Perceptions of in the Watergate Hearings
Powell L*, Hickson M, McCroskey JC and Amsbary J
Department of Communication Studies, University of Alabama, Birmingham, UK
- *Corresponding Author:
- Larry Powel
Department of Communication
Studies, University of Alabama
Tel: (205) 934-3877
E-mail: [email protected]
Received Date: June 16, 2015; Accepted Date: July 15, 2015; Published Date: July 30, 2015
Citation: Powell L, Hickson M, McCroskey JC, Amsbary J (2015) Perceptions of Authenticity in the Watergate Hearings. J Pol Sci Pub Aff 3:169. doi:10.4172/2332-0761.1000169
Copyright: © 2015 Powell L, et al. This is an open-access article distributed under the terms of the Creative Commons Attribution License, which permits unrestricted use, distribution, and reproduction in any medium, provided the original author and source are credited.

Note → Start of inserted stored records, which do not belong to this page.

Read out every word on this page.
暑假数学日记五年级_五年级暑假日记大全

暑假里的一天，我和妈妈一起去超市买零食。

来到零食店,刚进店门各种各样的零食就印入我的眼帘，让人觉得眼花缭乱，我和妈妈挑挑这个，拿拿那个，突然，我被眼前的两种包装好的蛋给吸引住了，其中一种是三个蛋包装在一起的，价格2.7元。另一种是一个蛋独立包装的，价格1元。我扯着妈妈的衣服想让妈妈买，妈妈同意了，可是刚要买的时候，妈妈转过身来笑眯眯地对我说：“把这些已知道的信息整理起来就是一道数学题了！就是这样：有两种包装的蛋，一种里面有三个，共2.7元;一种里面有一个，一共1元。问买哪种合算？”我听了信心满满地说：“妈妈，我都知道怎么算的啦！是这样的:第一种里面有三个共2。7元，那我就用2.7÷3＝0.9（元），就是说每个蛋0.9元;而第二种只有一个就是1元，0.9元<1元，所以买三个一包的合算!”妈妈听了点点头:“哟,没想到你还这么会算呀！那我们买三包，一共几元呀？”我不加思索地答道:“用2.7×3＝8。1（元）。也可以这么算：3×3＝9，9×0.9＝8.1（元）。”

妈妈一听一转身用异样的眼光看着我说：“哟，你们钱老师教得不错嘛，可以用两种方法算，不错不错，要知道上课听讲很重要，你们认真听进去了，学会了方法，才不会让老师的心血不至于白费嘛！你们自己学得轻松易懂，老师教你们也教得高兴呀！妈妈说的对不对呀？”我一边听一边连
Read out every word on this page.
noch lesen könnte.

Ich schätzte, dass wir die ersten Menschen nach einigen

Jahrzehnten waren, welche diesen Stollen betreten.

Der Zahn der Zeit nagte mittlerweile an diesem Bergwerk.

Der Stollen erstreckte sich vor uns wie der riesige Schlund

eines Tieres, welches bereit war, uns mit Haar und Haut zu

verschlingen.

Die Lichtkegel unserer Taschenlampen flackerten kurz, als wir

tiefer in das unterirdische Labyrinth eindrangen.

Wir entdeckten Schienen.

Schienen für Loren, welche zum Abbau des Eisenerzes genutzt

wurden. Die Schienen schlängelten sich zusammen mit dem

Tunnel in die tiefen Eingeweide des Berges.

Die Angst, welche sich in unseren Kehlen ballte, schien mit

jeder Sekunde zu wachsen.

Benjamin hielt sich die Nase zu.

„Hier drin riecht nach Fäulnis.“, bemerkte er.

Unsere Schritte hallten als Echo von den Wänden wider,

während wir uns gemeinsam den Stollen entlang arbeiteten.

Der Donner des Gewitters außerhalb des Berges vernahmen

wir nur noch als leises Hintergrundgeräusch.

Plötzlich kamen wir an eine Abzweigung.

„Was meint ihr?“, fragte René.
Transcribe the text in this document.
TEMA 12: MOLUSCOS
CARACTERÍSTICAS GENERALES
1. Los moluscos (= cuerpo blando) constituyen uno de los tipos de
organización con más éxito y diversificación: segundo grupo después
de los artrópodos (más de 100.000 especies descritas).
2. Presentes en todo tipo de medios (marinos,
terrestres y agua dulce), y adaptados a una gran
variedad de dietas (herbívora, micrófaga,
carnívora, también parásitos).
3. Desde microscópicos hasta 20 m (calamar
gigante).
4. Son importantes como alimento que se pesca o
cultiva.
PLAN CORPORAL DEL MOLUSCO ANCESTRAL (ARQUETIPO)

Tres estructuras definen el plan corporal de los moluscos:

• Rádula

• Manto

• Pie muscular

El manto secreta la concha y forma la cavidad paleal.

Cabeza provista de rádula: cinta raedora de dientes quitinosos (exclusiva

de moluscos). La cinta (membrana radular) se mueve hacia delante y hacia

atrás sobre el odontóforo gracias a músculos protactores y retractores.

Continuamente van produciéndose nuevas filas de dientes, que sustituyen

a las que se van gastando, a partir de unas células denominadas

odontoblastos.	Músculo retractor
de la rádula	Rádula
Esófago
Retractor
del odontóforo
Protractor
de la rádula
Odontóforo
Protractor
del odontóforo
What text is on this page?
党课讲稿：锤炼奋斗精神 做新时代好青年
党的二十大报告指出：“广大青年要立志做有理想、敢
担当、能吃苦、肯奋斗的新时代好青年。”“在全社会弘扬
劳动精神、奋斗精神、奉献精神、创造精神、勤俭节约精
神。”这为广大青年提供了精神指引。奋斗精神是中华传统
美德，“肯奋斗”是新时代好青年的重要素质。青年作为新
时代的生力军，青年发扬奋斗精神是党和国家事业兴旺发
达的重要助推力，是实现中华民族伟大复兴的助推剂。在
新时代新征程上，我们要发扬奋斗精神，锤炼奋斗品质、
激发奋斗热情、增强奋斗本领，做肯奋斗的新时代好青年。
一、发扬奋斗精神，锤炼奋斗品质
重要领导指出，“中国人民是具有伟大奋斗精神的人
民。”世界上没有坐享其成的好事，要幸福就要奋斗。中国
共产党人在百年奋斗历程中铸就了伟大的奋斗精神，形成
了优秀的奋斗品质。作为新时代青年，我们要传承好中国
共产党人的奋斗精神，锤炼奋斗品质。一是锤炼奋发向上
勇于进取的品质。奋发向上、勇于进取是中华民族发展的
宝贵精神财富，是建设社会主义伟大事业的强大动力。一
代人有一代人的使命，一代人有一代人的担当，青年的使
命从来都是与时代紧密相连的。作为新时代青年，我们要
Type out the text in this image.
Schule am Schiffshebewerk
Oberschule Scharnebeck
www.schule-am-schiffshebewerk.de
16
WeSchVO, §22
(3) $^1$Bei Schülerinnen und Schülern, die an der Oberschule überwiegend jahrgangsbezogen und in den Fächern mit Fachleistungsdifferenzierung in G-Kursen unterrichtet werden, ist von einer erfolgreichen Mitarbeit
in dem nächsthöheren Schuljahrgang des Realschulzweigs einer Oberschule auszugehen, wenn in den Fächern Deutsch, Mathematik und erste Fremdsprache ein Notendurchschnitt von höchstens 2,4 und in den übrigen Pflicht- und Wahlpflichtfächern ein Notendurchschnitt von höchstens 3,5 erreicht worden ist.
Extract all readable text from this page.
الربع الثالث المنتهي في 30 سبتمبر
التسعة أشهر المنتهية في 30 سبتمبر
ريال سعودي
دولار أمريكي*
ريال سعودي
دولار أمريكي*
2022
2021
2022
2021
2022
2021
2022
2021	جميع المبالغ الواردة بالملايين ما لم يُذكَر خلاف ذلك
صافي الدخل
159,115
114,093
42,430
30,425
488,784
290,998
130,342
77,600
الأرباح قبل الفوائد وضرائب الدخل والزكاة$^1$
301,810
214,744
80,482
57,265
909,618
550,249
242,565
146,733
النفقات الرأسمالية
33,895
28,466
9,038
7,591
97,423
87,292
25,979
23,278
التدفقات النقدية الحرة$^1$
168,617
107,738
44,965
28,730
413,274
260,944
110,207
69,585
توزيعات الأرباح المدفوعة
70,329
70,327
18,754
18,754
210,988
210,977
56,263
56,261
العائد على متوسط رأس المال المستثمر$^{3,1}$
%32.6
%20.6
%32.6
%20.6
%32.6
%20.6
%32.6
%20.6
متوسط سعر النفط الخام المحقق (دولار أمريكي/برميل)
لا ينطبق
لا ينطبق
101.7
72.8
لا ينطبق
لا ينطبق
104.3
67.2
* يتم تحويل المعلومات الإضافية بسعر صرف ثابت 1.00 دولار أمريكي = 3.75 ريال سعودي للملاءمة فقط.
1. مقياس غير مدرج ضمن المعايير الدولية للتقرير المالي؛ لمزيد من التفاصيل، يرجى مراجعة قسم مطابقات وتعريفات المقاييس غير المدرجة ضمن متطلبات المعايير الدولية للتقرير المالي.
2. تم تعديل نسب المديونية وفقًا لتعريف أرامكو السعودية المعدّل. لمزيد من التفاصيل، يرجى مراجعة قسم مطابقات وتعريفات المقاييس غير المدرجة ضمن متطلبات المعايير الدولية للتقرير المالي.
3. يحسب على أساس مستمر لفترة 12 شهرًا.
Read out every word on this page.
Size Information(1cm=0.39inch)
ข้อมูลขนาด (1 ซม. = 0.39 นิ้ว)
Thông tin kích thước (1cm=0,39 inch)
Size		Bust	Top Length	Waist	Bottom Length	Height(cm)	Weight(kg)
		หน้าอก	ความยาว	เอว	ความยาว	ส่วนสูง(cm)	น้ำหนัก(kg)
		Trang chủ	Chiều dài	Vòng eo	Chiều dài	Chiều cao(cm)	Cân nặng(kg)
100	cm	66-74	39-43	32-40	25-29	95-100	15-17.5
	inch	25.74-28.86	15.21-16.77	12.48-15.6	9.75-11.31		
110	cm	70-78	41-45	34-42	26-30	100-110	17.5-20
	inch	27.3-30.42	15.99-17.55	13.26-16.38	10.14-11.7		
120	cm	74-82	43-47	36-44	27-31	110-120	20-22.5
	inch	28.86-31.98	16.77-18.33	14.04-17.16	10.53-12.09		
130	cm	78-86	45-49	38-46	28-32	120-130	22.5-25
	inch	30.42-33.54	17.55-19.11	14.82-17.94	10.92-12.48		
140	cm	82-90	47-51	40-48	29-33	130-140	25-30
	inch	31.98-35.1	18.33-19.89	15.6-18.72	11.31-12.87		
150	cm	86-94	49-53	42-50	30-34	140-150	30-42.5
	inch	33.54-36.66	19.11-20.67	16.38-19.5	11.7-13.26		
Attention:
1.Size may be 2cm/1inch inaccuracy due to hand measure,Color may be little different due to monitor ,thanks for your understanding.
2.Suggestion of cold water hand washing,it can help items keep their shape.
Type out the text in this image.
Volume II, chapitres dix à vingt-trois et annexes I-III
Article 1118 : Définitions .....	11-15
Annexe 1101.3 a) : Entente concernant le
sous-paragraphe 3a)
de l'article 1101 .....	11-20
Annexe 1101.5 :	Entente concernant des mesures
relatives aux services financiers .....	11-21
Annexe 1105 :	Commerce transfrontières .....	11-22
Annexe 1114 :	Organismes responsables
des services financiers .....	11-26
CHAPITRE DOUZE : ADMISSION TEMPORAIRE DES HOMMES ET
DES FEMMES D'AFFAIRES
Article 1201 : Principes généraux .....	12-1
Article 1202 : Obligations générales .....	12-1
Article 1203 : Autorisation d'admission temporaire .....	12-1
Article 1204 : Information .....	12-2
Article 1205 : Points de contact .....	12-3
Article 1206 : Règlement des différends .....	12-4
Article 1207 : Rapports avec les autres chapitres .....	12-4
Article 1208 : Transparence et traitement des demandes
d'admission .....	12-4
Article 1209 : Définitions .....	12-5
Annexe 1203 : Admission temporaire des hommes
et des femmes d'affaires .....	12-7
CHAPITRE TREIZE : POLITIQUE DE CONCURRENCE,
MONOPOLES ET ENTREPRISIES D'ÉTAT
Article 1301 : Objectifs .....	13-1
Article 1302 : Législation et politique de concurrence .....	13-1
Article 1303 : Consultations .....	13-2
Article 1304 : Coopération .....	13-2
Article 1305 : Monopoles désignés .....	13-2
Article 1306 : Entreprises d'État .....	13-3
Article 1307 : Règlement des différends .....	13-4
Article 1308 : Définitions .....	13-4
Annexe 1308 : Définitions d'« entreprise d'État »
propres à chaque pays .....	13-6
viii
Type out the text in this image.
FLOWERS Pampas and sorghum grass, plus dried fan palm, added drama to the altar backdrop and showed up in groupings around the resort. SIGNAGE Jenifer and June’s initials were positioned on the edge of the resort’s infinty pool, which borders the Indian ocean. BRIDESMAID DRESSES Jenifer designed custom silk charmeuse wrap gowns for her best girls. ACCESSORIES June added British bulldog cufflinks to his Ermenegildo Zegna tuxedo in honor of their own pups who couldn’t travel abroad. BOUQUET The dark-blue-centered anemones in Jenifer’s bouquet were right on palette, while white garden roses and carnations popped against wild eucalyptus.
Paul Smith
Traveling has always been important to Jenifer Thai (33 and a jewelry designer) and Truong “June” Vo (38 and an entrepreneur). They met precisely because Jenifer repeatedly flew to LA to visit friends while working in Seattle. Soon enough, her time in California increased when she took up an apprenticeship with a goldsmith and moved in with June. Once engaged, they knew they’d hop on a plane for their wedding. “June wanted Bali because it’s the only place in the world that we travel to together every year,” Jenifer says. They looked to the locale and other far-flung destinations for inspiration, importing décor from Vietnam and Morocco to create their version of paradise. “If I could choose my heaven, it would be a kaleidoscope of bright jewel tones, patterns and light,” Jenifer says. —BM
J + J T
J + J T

This study looked at perceptions of authenticity of witnesses testifying during the Watergate hearings held by Congress. The participants were students in basic communication classes at a large state university who viewed two video clips of testimony from the 1973 Congressional Hearings on Watergate. One clip was a recording of John Dean testifying about the illegal activities of those within the White House (testimony later revealed to by honest), and another by John Ehrlichman that disputed the charges by Dean. Participants responded to a questionnaire that measured perceived authenticity, trustworthiness, caring and honesty. The results showed that the testimony of Dean was rated as significantly more authentic than that of Ehrlichman. Authenticity was also correlated with trustworthiness, caring and honesty, but was no synonymous with any of the three.